In recent years she said she has noticed that reference questions are decreasing. “People just Google things now.” Their magazine archives have decreased and there is no microfiche or microfilm in Northeast anymore. “They still have the microfiche readers at the downtown library for old newspapers. Some people want to see the whole newspaper; they will be looking for something like an old advertisement, for instance.”
She said that in the future, she would like to see more people talking about reading. Retired head librarian Connie Hill—who hired Porfiri—still leads a book club at the Northeast library.

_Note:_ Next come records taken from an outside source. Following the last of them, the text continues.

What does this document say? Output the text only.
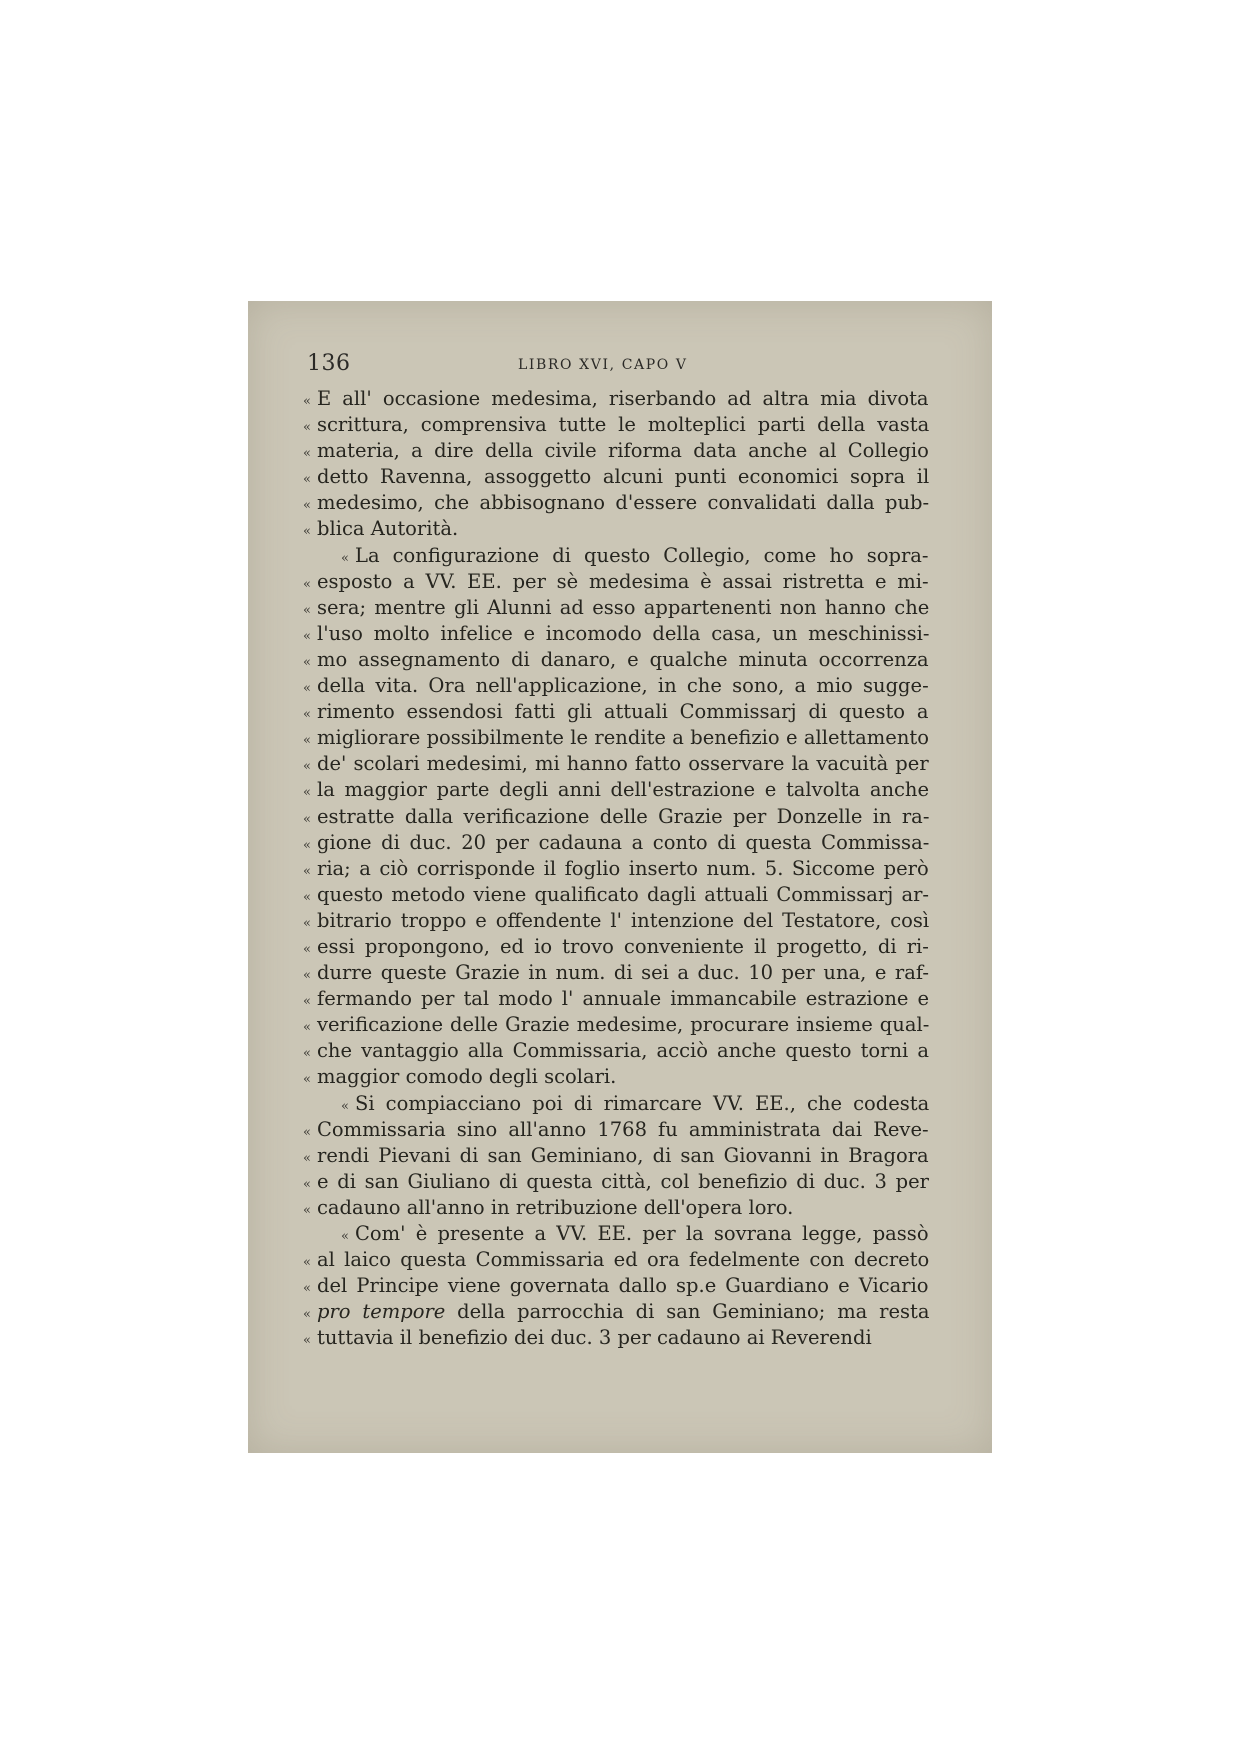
136	LIBRO XVI, CAPO V
« E all' occasione medesima, riserbando ad altra mia divota
« scrittura, comprensiva tutte le molteplici parti della vasta
« materia, a dire della civile riforma data anche al Collegio
« detto Ravenna, assoggetto alcuni punti economici sopra il
« medesimo, che abbisognano d'essere convalidati dalla pub-
« blica Autorità.
« La configurazione di questo Collegio, come ho sopra-
« esposto a VV. EE. per sè medesima è assai ristretta e mi-
« sera; mentre gli Alunni ad esso appartenenti non hanno che
« l'uso molto infelice e incomodo della casa, un meschinissi-
« mo assegnamento di danaro, e qualche minuta occorrenza
« della vita. Ora nell'applicazione, in che sono, a mio sugge-
« rimento essendosi fatti gli attuali Commissarj di questo a
« migliorare possibilmente le rendite a benefizio e allettamento
« de' scolari medesimi, mi hanno fatto osservare la vacuità per
« la maggior parte degli anni dell'estrazione e talvolta anche
« estratte dalla verificazione delle Grazie per Donzelle in ra-
« gione di duc. 20 per cadauna a conto di questa Commissa-
« ria; a ciò corrisponde il foglio inserto num. 5. Siccome però
« questo metodo viene qualificato dagli attuali Commissarj ar-
« bitrario troppo e offendente l' intenzione del Testatore, così
« essi propongono, ed io trovo conveniente il progetto, di ri-
« durre queste Grazie in num. di sei a duc. 10 per una, e raf-
« fermando per tal modo l' annuale immancabile estrazione e
« verificazione delle Grazie medesime, procurare insieme qual-
« che vantaggio alla Commissaria, acciò anche questo torni a
« maggior comodo degli scolari.
« Si compiacciano poi di rimarcare VV. EE., che codesta
« Commissaria sino all'anno 1768 fu amministrata dai Reve-
« rendi Pievani di san Geminiano, di san Giovanni in Bragora
« e di san Giuliano di questa città, col benefizio di duc. 3 per
« cadauno all'anno in retribuzione dell'opera loro.
« Com' è presente a VV. EE. per la sovrana legge, passò
« al laico questa Commissaria ed ora fedelmente con decreto
« del Principe viene governata dallo sp.e Guardiano e Vicario
« pro tempore della parrocchia di san Geminiano; ma resta
« tuttavia il benefizio dei duc. 3 per cadauno ai Reverendi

Joan Mitchell, vice president of the Friends of Northeast Library, said that the local Friends group got organized about two years ago. “Lois has been at every meeting and facilitated everything. She let us know what the library needed and what the community needed. It’s been a great relationship. She has made it possible to have our author events and our annual book sale.
“We were very sad to hear she was leaving,” Mitchell added. “She’s been a great community liaison. She was on the President’s Walk community group. She also attended all the Holland Neighborhood Improvement Association meetings. People will miss her take on things. She had her thumb on the pulse of Northeast.”
Adelheid Koski, president of Holland Neighborhood Improvement Association, said, “I cannot remember a time when Lois was not a fixture at the library. Not only is Lois helpful to library patrons, she has gone out of her way to engage with individual residents, library users, and other community partners. I will miss seeing her walking the streets of our neighborhood. I will miss her personally delivered updates at the Holland neighborhood meetings. As a community leader I appreciate how willing she has been to work with community partners whenever there were challenges with youth or crime in or around the library. She got the library security help so that the librarians could do their jobs as librarians. Everyone involved in the library’s long renovation process has remarked time and again how great Lois was at keeping all parties up to date. To be honest I don’t know if I have ever met a public servant with both the tenacity and patience Lois seems to have. She’s a gem.”
Porfiri’s last day in Northeast is Saturday, Nov. 17. The Friends of Northeast Library and HNIA co-hosted a going away party for her Wednesday, Nov. 14. Librarian Laurie Simonson, who currently works at Augsburg Park Library, will be Northeast’s new senior librarian. Her first official day on the job is Nov. 20.